Partager

Le festival Les Praticables, au-delà de mettre en avant des professionnels du spectacle vivant, s’est aussi fixé pour mission de faire de sa plateforme, un lieu d’expérimentation pour les débutants ; des jeunes qui n’ont jamais joué au théâtre mais qui ont tout de même des choses à dire, qui ont des histoires de quartier à raconter.

En effet, à l’Institut français de Bamako, le vendredi 15 décembre, les festivaliers ont pu voir un spectacle présenté par des adolescents du quartier de Bamako. Ceux-ci, à travers une initiative intitulée «Projet Ado», ont travaillé sur une pièce avec l’accompagnement de Pascal Collin, traducteur, dramaturge et acteur français. Quels sont les problèmes que les jeunes, plus précisément les ados, rencontrent dans les quartiers de Bamako et quels sont leurs souhaits les plus ardents ? Tout le spectacle tourne autour de ces préoccupations.

À tour de rôle, les comédiens, dans la peau de différents candidats, se succèdent sur la scène pour exposer un projet. Trois millions à la clé pour le vainqueur. Certains veulent œuvrer pour «le quartier» parce qu’il est cerné par trop de maux comme le manque d’emploi, le manque d’abri, de repère. D’autres, quant à eux, veulent lutter pour améliorer la condition des filles de ménage, des soldats ou travailler afin que la paix véritable revienne. Un autre candidat, quant à lui, veut écrire des pièces de théâtre.

Malgré la pertinence de tous les projets, grande surprise à la fin : le jury n’a retenu aucun des candidats. Ce spectacle qui mêle théâtre, chant et danse est une belle approche pour peindre la négligence des décideurs vis-à-vis des quartiers défavorisés.

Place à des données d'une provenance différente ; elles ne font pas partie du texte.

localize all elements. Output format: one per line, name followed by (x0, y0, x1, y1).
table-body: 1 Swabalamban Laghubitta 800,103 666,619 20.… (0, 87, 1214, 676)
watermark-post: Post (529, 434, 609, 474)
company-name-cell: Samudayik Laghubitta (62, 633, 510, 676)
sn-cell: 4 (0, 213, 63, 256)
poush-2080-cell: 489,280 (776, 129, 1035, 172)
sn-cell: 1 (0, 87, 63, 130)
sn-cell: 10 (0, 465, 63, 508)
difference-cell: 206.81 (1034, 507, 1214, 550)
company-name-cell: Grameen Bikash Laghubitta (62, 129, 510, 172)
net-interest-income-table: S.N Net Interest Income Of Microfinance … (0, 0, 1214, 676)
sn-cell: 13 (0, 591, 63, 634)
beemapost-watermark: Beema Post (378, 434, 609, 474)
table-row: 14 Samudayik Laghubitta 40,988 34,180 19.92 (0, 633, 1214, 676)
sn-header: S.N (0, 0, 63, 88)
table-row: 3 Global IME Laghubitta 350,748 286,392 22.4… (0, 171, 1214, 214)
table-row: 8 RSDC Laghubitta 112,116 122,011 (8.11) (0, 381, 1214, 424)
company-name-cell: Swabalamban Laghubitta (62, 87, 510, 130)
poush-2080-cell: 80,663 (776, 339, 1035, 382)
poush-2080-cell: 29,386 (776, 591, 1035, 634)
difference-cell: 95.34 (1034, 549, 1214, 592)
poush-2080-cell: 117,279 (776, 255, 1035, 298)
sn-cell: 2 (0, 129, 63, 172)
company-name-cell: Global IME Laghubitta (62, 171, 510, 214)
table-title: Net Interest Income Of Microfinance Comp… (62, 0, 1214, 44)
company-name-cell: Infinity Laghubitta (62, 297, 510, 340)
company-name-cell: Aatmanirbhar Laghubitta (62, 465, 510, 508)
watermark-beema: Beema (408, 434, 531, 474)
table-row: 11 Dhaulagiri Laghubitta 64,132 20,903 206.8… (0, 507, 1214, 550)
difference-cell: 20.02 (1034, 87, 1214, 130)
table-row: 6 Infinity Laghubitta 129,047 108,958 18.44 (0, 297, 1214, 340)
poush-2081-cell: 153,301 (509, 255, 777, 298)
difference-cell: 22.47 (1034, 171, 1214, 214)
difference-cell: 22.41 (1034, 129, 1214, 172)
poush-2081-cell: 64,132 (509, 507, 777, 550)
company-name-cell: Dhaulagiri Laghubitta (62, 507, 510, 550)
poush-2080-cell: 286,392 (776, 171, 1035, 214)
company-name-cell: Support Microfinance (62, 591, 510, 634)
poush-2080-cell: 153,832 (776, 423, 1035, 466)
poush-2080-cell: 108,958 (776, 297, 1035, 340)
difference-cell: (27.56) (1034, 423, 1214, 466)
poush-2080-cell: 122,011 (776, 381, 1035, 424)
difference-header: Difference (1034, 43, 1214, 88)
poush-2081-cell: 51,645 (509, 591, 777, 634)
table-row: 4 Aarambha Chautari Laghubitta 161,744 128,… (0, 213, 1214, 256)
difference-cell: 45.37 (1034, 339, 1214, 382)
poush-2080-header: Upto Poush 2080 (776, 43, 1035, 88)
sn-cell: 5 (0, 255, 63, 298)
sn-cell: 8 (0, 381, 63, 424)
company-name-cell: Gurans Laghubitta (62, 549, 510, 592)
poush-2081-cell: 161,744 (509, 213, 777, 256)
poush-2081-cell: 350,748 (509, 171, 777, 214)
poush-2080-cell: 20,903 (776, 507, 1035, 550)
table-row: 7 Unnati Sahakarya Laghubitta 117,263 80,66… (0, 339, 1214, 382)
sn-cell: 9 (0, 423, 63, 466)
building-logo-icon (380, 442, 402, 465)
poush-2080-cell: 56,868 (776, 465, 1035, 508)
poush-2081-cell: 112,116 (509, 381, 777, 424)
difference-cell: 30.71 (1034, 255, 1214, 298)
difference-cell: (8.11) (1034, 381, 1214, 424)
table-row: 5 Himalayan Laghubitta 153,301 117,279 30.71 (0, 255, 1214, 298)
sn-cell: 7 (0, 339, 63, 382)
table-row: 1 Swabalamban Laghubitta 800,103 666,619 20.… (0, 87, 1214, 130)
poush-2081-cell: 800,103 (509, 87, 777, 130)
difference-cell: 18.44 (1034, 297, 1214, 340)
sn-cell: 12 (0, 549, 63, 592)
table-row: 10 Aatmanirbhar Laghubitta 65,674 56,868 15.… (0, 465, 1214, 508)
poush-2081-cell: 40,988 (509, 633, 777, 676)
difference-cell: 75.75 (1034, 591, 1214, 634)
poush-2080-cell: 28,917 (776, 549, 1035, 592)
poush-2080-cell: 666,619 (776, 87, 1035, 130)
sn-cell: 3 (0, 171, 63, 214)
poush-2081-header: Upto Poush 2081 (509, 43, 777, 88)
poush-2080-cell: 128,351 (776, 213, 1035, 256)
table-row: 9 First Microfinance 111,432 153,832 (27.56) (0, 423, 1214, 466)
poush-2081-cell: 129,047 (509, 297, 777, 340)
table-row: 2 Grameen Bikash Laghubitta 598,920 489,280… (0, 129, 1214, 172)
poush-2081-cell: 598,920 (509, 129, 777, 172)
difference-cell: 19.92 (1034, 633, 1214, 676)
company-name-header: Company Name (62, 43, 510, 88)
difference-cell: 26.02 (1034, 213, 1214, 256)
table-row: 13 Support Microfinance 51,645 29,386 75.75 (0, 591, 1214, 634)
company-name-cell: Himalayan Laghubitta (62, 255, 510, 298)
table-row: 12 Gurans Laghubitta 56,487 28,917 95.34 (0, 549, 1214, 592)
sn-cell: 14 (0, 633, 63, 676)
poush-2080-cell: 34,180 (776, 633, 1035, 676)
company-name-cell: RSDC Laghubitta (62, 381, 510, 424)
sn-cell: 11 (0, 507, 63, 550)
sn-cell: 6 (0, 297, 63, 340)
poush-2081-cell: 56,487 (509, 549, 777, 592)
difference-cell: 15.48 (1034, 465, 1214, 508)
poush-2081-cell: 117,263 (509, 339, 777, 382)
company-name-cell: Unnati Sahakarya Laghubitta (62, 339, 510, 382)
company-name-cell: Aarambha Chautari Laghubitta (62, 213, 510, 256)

Pour Pascal Collin, l’idée était de donner la parole à ces adolescents, leur permettre de s’exprimer, de mettre en avant leur réalité. Qui de mieux qu’eux-mêmes pour le faire ?

Au cours de cette édition des Praticables Sheda, un spectacle écrit et mis en scène par l’auteur dramatique et metteur en scène congolais, Dieudonné Niangouna a retenu l’attention de plus d’un. Représenté trois fois, Sheda est une peinture parfaite illustrant tout type de société en crise. L’artiste, durant plusieurs mois, a travaillé avec de jeunes comédiens africains pour arriver à un résultat respectable.

Quand on intègre l’espace aménagé pour embrasser le spectacle, un décor inhabituel nous frappe. Les bruits diminuent, ils s’éloignent derrière nous, restent sur le goudron. Sheda a commencé. Il nous accueille, nous l’accueillons dans un univers captivant. La scène a quelque chose de naturel, d’exotique. Elle est vaste, assez grande pour être aisément occupée par tous les comédiens. La terre qui sert de praticable embrasse directement le ciel, le tout, entouré en grande partie par des briques prises en compte dans la mise en scène du spectacle et d’où les comédiens, en hauteur, vont et viennent, s’immobilisent où lâchent des répliques. Ces briques représentent une partie des montagnes qui cernent Kakuma, le village où tout se passe.

Au fond du décor, un assemblage d’éléments, visiblement de petite scènes, forment une sorte d’étagère où l’on peut entrevoir une quarantaine de creux occupés par des objets divers : masques, cornes d’animaux, boîtes de conserve…Juste à côté, une échelle.

Kakuma et ses Kakumiens sont perdus dans un trou au milieu des montagnes géantes. Dans ce trou, ce peuple ayant survécu à une catastrophe réinvente une civilisation qui s’apparente trait pour trait à celle des humains. Kakuma est très important pour l’auteur, car il représente un univers assez panoramique et adéquat pour décrire le monde des humains dans toute sa complexité. Il invite à la réflexion.